Graph the solution set to \(y \lt \frac{x+1}{x-5}\text{.}\)
Solution.
The solution set is \(\left\{(x,y): y \lt \frac{x+1}{x-5}\right\}\text{.}\)
The domain of \(f(x) = \frac{x+1}{x-5}\) is the set of all real numbers except 5.
By plotting a few well-chosen points and being careful what happens as \(x\) gets large, small, or near the vertical line \(x = 5\text{,}\) we arrive a sketch like the one shown below. The graph is drawn with a dashed line because no points on the graph belong to the solution set.
The vertical line \(x = 5\) is included in the picture because it is involved in partitioning the plane into regions. It is drawn as a dashed line because \(\frac{x+1}{x-5}\) is undefined at \(x=5\text{,}\) hence \(x = 5\) can not belong to the solution set.
The plane is now partitioned into 4 regions: above and below each curve, and on each side of the line \(x = 5\text{.}\)
For the region below the leftmost curve we choose \((-3, 0)\) as the test point. Since \(0 \lt \frac{-2}{-8}\text{,}\) all points in this region belong to the solution set.

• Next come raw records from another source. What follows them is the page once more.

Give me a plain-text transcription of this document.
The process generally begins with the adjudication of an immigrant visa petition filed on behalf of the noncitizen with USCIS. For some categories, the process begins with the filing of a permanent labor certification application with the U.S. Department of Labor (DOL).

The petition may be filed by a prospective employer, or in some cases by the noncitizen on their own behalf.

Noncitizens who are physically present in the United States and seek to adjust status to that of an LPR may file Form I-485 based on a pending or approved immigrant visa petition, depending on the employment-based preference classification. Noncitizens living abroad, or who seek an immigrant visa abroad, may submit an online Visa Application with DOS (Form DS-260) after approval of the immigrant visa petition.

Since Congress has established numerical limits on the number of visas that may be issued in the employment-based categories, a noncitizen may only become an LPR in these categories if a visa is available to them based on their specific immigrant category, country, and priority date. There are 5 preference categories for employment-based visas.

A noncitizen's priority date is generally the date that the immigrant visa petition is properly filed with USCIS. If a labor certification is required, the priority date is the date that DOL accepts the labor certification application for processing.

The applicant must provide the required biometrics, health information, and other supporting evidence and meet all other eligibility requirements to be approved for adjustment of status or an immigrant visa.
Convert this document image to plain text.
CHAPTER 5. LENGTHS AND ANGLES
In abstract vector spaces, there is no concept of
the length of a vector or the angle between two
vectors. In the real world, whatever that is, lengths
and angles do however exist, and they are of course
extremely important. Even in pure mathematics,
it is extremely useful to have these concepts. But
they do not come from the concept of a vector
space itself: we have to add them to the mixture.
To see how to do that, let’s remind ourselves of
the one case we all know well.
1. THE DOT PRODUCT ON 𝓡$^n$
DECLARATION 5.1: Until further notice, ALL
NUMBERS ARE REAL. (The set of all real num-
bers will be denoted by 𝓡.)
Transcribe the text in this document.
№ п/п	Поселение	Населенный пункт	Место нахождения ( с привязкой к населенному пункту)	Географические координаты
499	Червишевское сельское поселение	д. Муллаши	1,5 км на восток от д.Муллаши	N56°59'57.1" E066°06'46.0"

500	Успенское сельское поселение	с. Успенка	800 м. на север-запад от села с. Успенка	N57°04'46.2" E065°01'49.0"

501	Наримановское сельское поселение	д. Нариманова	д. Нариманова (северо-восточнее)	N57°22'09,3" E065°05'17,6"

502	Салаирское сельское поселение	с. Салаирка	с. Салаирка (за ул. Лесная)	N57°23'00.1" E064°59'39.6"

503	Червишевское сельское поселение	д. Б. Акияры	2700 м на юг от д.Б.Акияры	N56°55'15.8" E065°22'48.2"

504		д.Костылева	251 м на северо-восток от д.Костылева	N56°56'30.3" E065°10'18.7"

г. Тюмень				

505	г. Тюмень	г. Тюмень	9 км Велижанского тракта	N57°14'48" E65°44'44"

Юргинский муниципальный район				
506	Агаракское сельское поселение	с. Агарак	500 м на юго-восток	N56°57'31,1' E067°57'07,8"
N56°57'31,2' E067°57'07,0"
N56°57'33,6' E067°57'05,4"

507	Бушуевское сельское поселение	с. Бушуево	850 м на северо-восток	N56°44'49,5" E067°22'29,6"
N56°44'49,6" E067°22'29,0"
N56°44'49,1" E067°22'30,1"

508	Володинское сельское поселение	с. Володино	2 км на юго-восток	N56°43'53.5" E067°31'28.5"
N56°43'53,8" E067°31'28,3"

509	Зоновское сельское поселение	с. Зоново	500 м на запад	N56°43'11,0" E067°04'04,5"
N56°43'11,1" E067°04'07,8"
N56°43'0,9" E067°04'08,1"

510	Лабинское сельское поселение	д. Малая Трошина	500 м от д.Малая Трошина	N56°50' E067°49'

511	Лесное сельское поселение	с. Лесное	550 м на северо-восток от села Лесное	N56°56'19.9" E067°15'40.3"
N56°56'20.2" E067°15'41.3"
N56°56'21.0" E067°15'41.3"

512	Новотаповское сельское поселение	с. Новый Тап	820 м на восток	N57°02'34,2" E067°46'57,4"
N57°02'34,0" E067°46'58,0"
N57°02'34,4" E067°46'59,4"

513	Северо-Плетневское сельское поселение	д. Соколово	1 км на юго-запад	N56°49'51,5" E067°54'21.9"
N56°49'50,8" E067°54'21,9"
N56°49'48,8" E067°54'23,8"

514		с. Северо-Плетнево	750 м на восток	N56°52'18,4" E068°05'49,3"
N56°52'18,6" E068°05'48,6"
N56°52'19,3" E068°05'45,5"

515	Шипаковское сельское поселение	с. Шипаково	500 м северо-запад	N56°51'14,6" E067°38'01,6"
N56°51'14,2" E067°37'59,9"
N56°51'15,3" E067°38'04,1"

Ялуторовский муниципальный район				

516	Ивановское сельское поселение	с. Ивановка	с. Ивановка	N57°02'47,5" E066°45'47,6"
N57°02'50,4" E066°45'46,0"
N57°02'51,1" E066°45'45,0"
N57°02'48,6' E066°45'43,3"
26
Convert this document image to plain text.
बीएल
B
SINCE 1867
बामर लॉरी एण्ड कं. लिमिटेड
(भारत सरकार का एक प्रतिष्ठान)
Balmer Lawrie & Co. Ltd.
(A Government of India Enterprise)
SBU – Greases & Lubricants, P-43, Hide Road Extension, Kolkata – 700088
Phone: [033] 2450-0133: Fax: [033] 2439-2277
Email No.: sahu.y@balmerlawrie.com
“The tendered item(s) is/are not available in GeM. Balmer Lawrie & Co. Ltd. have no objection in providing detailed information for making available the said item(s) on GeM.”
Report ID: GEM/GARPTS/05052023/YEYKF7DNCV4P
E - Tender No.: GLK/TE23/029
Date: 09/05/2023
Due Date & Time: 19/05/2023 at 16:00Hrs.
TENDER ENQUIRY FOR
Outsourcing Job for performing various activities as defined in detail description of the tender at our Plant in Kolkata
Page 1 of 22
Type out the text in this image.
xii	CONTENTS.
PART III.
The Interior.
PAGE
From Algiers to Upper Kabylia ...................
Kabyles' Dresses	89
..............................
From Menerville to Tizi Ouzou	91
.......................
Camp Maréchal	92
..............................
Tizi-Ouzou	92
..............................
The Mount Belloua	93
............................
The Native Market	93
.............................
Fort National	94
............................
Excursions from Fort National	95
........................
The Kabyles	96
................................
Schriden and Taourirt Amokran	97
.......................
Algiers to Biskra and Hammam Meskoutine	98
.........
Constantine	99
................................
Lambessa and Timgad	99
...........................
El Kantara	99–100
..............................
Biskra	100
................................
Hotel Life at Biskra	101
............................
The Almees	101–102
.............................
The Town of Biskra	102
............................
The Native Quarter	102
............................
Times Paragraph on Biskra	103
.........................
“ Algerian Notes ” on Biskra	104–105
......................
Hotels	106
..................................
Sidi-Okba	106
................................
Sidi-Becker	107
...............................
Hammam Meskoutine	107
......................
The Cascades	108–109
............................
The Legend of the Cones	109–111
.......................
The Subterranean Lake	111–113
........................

For the region above the leftmost curve and left of the line \(x = 5\text{,}\) we choose \((0, 0)\) as the test point. Since \(0 > \frac{1}{-5}\text{,}\) no points in this region belong to the solution set.
For the region below the rightmost curve and right of the line \(x = 5\text{,}\) we choose \((6, 0)\) as the test point. Since \(0 \lt \frac{7}{1}\text{,}\) all points in this region belong to the solution set.
For the region above the rightmost curve and right of the line \(x = 5\text{,}\) we choose \((8, 8)\) as the test point. Since \(8 \lt \frac{9}{3}\text{,}\) no points in this region belong to the solution set.
Finally, we shade the regions for which all points belong to the solution set.